Project Developers Are Bullish On The Thermal Energy Storage Market
The emergence of thermal energy storage project developers affirms our expectations for growth in the TES industry. The main driver for manufacturers is cost savings.

Project developers—specialist matchmakers who introduce cutting-edge technological solutions to prospective industrial users, create analyses to explain the costs and benefits of implementation, and help arrange project financing—are the unsung heroes on the forefront of any new industrial technology. Knowing the importance of project developers in bootstrapping new industries, I was pleasantly surprised to find one specializing in thermal energy storage.
I have often witnessed in my consulting work the vital role played by project developers in building sophisticated economic ecosystems for such diverse fields as carbon capture and storage and wind and solar farm construction.
The emergence of a developer specializing in TES is a good sign, as it indicates that the economic benefits of storing energy as heat are sufficiently compelling to attract smart intermediaries into the TES space.
I spoke with Ted Kniesche, the CEO and co-founder of South Carolina-based TES project developer startup Zero Industrial, about his company’s role in bootstrapping a new technology and what he is seeing in the TES market right now.
He started by telling me that if an industrial consumer of heat is located in a region with abundant renewable energy resources, it is a sure bet that at certain times of day, electrons are in such abundance that electricity is nearly free.
So much solar energy is generated during midday in sunny California, for example, that electricity prices sometimes turn negative and renewable generation plants are asked not to send energy to the grid. This process is termed “curtailment” in the parlance of grid operators.
If these low- or zero-cost electrons can be converted into heat for later industrial use, manufacturers stand to save a lot of money on fuel. Reduced fuel cost was one main driver in PepsiCo’s decision to use Kraftblock’s batteries in its snack foods plants in the Netherlands, scheduled to go live in just a few weeks.
Zero Industrial identifies markets which offer such energy arbitrage opportunities by analyzing inputs such as facility locations, electricity pricing, available incentives, substation capacities and nearby process heat users that could benefit from TES.

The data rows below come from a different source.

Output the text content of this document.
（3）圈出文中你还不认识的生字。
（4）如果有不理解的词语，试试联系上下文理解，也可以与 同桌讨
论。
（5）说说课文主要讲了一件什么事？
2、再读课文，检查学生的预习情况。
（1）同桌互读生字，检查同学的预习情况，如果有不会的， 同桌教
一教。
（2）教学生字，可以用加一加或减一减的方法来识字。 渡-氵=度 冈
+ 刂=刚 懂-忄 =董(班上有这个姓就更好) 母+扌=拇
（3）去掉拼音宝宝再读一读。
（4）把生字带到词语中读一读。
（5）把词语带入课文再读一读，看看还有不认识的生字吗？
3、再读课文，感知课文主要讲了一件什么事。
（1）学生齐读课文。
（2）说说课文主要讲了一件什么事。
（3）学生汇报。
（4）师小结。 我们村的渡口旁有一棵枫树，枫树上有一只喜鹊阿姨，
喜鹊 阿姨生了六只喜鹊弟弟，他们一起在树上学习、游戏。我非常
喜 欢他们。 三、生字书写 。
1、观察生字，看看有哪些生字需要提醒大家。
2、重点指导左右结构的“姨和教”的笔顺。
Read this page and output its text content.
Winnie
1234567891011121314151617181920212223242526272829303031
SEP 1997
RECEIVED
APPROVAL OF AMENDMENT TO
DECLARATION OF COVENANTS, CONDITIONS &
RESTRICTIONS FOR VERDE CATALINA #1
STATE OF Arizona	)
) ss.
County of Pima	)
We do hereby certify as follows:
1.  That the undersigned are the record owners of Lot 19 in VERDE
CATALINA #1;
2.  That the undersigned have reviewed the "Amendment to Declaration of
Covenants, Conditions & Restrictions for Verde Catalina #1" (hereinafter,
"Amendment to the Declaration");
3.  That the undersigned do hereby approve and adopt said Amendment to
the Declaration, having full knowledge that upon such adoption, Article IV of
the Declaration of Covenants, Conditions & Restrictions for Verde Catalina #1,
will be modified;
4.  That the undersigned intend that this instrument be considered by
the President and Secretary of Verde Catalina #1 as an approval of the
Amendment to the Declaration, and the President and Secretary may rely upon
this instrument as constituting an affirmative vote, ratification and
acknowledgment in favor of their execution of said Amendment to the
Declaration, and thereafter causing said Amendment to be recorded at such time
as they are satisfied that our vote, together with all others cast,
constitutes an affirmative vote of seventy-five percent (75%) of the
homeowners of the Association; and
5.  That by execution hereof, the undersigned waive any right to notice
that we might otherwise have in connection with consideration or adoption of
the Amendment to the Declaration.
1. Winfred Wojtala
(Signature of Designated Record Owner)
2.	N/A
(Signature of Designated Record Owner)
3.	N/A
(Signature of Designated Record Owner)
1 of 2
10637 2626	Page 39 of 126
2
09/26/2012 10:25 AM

Many operating managers are too focused on day-to-day concerns to keep up with engineering innovations outside their field, so project developers walk clients through a cost-benefit analysis of implementing a new technology.
Kniesche and his team meet with a prospective customer’s management to explain how TES systems operate. Depending on the manufacturer’s interest after reviewing the initial technical and economic analysis, Kniesche and his team then conduct detailed engineering studies, pull building permits, and help arrange project financing.
Kniesche believes that cost reduction, rather than decarbonization, is the primary driver for TES adoption in the North American market. He points out that while most industrial customers are not regulated to reduce CO2, all customers want to cut costs. Another selling point is the reduction of combustion emissions (e.g., nitrogen and sulfur oxides and small particulate matter) that often burden industrial operations in dense urban settings.
I asked Kniesche how recent changes in the regulatory environment have affected the TES market. He told me that some of the rules passed to placate manufacturers after the virtual repeal of the Inflation Reduction Act have been extraordinarily positive for TES projects. In addition to maintaining investment and manufacturing tax credits, the Trump administration’s recent regulation changes have reinstated 100% first-year depreciation—allowing companies to access tax equity financing for capital projects. Tax equity financing is one of the drivers that led to the boom in renewable energy installations, so it isn’t a stretch to imagine it will benefit the TES market as well.
Kniesche and his team’s emergence in this space has reaffirmed my recent interest in thermal energy storage by confirming the wealth of opportunities that exist to use TES to improve industrial efficiency while reducing carbon emissions. Intelligent investors take note.